Resumo:

Male germline stem cells (MGSCs) are important cells to study because they possess a unique ability to transmit genetic information to offspring, through sperm generation. In the present study, we aimed to investigate the efficiency of gene delivery to Nile tilapia’s MGSCs using different plasmidial DNA delivery strategies.
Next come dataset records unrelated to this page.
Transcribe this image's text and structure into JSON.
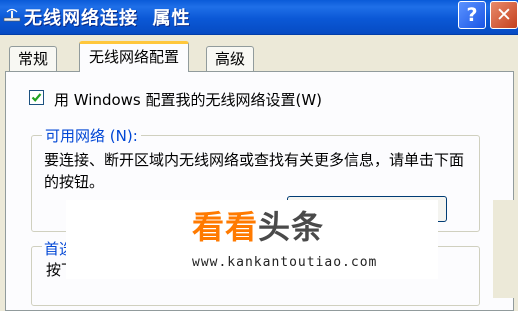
{
  "window": {
    "title": "无线网络连接  属性",
    "help_label": "?",
    "close_label": "✕"
  },
  "tabs": [
    {
      "label": "常规",
      "active": false
    },
    {
      "label": "无线网络配置",
      "active": true
    },
    {
      "label": "高级",
      "active": false
    }
  ],
  "config": {
    "use_windows_label": "用 Windows 配置我的无线网络设置(W)",
    "use_windows_checked": true
  },
  "available_networks": {
    "title": "可用网络 (N):",
    "description": "要连接、断开区域内无线网络或查找有关更多信息，请单击下面的按钮。"
  },
  "preferred_networks": {
    "title": "首选",
    "instruction": "按下"
  },
  "watermark": {
    "brand_orange": "看看",
    "brand_gray": "头条",
    "url": "www.kankantoutiao.com"
  },
  "colors": {
    "titlebar": "#0a5bd8",
    "tab_highlight": "#ffc73c",
    "group_title": "#0046d5",
    "brand_orange": "#ff7a00"
  }
}
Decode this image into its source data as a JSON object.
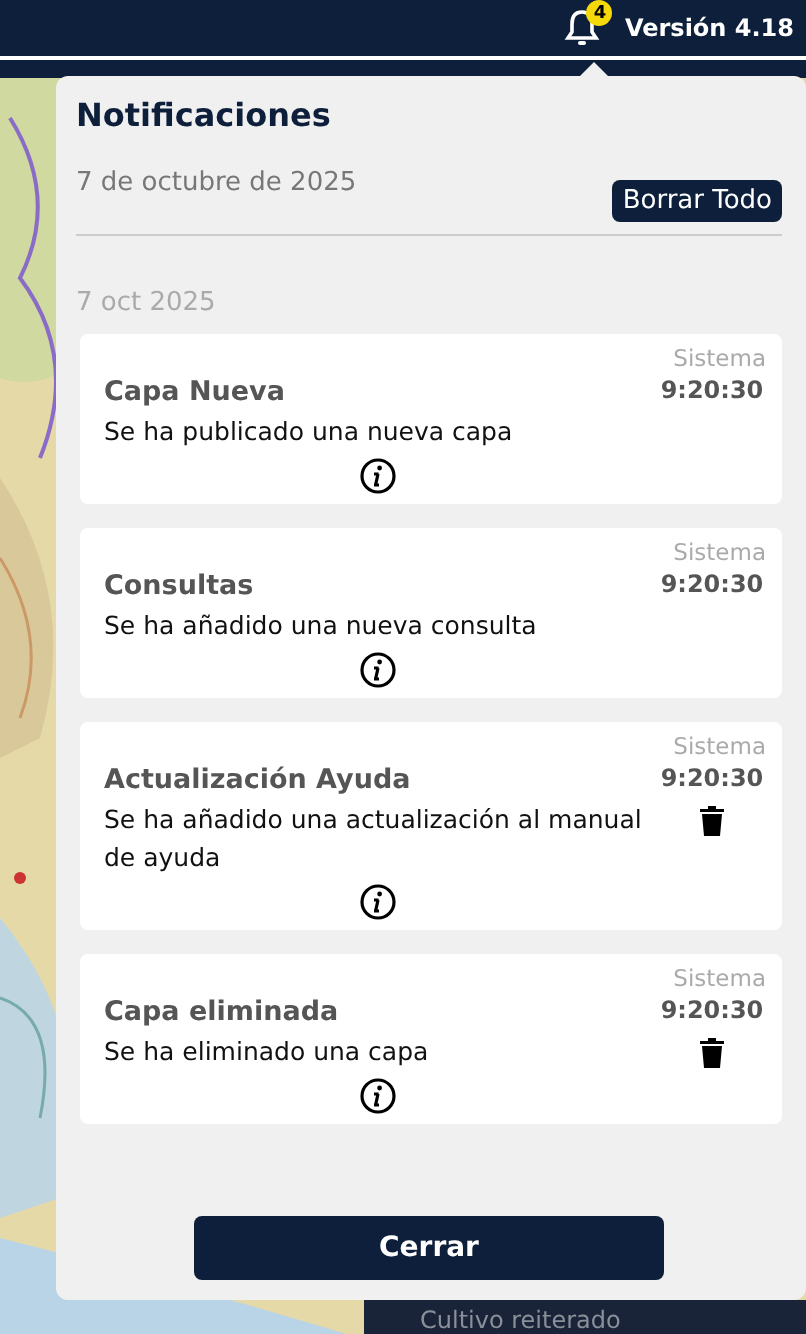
{
  "header": {
    "badge": "4",
    "version": "Versión 4.18"
  },
  "panel": {
    "title": "Notificaciones",
    "date": "7 de octubre de 2025",
    "clear_button": "Borrar Todo",
    "group_date": "7 oct 2025",
    "notifications": [
      {
        "title": "Capa Nueva",
        "message": "Se ha publicado una nueva capa",
        "source": "Sistema",
        "time": "9:20:30",
        "deletable": false
      },
      {
        "title": "Consultas",
        "message": "Se ha añadido una nueva consulta",
        "source": "Sistema",
        "time": "9:20:30",
        "deletable": false
      },
      {
        "title": "Actualización Ayuda",
        "message": "Se ha añadido una actualización al manual de ayuda",
        "source": "Sistema",
        "time": "9:20:30",
        "deletable": true
      },
      {
        "title": "Capa eliminada",
        "message": "Se ha eliminado una capa",
        "source": "Sistema",
        "time": "9:20:30",
        "deletable": true
      }
    ],
    "close_button": "Cerrar"
  },
  "legend": {
    "label": "Cultivo reiterado"
  }
}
Nile tilapia’s MGSCs were obtained in DMEM/F12 supplemented medium after testicular enzymatic dissociation, density gradient centrifugation and differential plating. The plasmidial DNA used was the pAmCyan (Clontech). The delivery to the cells was performed by using Lipofectamine® 2000 (Life Technologies), electroporation (225V and 50 µF) and carboxylated multiwall carbon nanotubes (fMWCNTs). After transfection, MGSC’s viability was determined using the Annexin-V-Fluos Staining kit (Roche). The cyan fluorescent protein’s (CFP) expression was accessed through fluorescent microscopy, 24 hours after the delivery and cells’ incubation at 28ºC and 5% CO2. Through RT-PCR and q-PCR the transgene and β-actin’s mRNA production were compared as indicative of the MGSCs’ capacity of expressing the CFP gene. Twenty-four hours after transfection, we observed expression of the cyan fluorescent protein in cultured MGSCs transfected through all delivery strategies tested. When it comes to the cytotoxicity induced by these different plasmidial DNA delivery strategies, the electroporation induced decrease in SSCs viability (23,5%) at levels higher than those induced by carbon nanotubes (1,4%) and Lipofectamine® 2000 (4,8%). The highest transcription rate of the transgene was obtained on the plasmidial DNA delivery performed by fMWCNTs. Therefore, fMWCNTs, when complexed with plasmidial DNA, can promote gene delivery to Nile tilapia’s MGSCs with higher transfection efficiency than cationic lipids or electroporation, causing also less cell death.